The Do-It Corporation/Off-Shore team of Tommy Skarlis and Kyle Steinfeldt employed a few tactics that are relatively new to southern crappie fishing Feb. 13-14 when they rode a big second day to a runner-up finish in the Crappie Masters All-American Tournament Trail national qualifier on the Harris Chain of Lakes near Tavares, Fla.
Trolling jigs behind Off-Shore's Tadpole in-line trolling divers on Off-Shore OR-12 planer boards, Skarlis and Steinfeldt put together two seven-fish limits for 16.50 pounds and finished close behind winners George Parker and Tim Eberly of Florida (17.19 pounds).
"What we did is going to probably set the crappie world on its ear again," said Skarlis, who also teamed with Steinfeldt to win the 2013 Crappie Masters National Championship on Lake Grenada while trolling crankbaits behind Off-Shore boards
This time, the third-year crappie tournament anglers had limited time to prefish due to the long trip from Iowa and they were greeted by a cold front on the morning of the two-day tournament.
"We woke up to temps in the high 30s or low 40s," noted Skarlis. "It was unseasonably cool for Florida."
Coupled with a change in wind direction and current, the conditions sent the Iowa team scrambling on the first day. Their top spot produced only three crappies.
"The key, especially when you're trolling, is to keep moving. If you drag the right stuff in front of those open-water suspended crappies, they're gonna eat," Skarlis explained. "We moved to another area and found a fairly hot pack of fish. We caught six more and ended up with a respectable seven-fish limit of 6.87 pounds that was good for 13th place."
On a body of water that hasn't been known for producing huge weights lately, Skarlis and Steinfeldt had some ground to make up on day two.
"We figured about 8 1/2 pounds was about the max that you could weigh right now," said Skarlis. "We knew it would be difficult to win the tournament, but we also knew we could get right back in the hunt if we could get some of those bigger fish to bite again."
The cold front persisted into day two, but Skarlis and Steinfeldt had the right presentation. Trolling 1/32nd-ounce mylar jigs tipped with the smallest minnows in the bucket, they went to an area where they'd caught two decent fish before the tournament, but nothing big.
"You can't ignore fish," said Skarlis. "If there are average fish in an area like that, there are usually bigger ones somewhere nearby."
Skarlis and Steinfeldt set up a two-mile trolling pass between the waypoints where they caught their pre-fishing crappies. Then Skarlis noticed, thanks to fresh Navionics lake data he had downloaded, that both fish were caught on a 12-foot contour line. Once they zeroed in on that depth, the planer boards started going back. Skarlis estimates they caught more than 60 crappies on the second day and sorted out a 9.63-pound limit that was one of the largest in recent tournament history.
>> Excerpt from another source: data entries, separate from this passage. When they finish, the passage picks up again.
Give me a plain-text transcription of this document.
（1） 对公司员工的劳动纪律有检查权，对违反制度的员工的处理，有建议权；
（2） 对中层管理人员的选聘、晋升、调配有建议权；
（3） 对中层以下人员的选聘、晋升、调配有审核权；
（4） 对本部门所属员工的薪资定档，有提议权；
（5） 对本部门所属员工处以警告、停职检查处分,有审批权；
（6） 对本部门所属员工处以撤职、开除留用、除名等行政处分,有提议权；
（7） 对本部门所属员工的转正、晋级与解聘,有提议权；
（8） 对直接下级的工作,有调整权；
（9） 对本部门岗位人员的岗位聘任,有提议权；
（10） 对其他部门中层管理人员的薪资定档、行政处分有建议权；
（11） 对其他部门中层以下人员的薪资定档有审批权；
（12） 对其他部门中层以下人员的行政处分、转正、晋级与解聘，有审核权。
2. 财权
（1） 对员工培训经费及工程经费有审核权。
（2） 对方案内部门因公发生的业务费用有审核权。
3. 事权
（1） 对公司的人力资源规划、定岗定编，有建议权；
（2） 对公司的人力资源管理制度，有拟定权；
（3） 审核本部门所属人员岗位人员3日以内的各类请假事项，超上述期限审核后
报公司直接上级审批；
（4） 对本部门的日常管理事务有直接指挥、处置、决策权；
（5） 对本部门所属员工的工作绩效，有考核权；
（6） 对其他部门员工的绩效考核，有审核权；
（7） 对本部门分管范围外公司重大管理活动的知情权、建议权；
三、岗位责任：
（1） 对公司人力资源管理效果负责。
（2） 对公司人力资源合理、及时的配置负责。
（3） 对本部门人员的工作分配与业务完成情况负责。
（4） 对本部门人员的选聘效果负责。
"Traditionally tactics in Florida consist of either tight-lining, which is basically spider-rigging or fishing directly under the bow of the boat and slow-trolling along, or long-lining jigs 40 or more feet behind the boat," Skarlis explained. "We felt we had to capitalize on every bite and be as efficient as we could and go through as many fish as possible to have a chance. That's where our trolling set-up made all the difference. Instead of letting out all that line on eight rods, with the Tadpoles and the Off-Shore boards we could set our lines in about a third of the time."
Off Shore planer boards and St. Croix Eyecon rods rigged with Abu Line-counter reels and 10# test Trilene XT proved to be the best delivery system for Skarlis and Steinfeldt
"We also found out during practice that very few bites were coming right next to the boat or in the boat wash. Out of the 60 fish we caught on the second day, only two came on rods without planer boards. The boards got our jigs away from the boat and let us turn a 40-foot spread into a 350-foot spread. That made all the difference in the world, just like it did when we won the championship on Lake Grenada.
"Another key was paying close attention to the Navionics data and staying on that 12- to 13-foot contour line. If you got shallower, you didn't get bit and later in the day the bigger fish moved off the contour over deeper water, but they stayed at the same depth."
Skarlis and Steinfeldt basically used walleye trolling gear to catch their fish, starting with 8-foot St. Croix EyeCon trolling rods coupled with Abu Garcia 6500 LC (line-counter) reels loaded with Berkley Trilene XT in 10-pound test. A leader of clear 10-pound XT connected a two-jig set-up to the Tadpoles.
"One reason we stuck with the 10-pound test is because it's tough and abrasion-resistent, and it's also the same diameter that's used to develop the Precision Trolling dive curves for both the Tadpoles and assorted crankbaits," said Skarlis. "The planer boards handle that diameter of line really well, too."
Skarlis and Steinfeldt also used the electric motors on their boat for propulsion.
"Being able to troll silently all day was important, too, and our Optima batteries made that possible," Skarlis said. "We trolled from 7 a.m. to 3:30 p.m. and if it weren't for the power and the long lasting energy of the Optimas, we wouldn't have been able to do that."
It was especially satisfying, Skarlis added, to succeed using a new approach that is only beginning to make its way into the crappie world. "It's so much fun," he said. "It's a presentation that takes your baits through fish that aren't spooked by the boat so they are more apt to bite. It makes the average angler more successful. The fish were just voracious eating those jigs. They jerked those boards right back. It was a great visual. It was some of the most enjoyable fishing I've had in my life."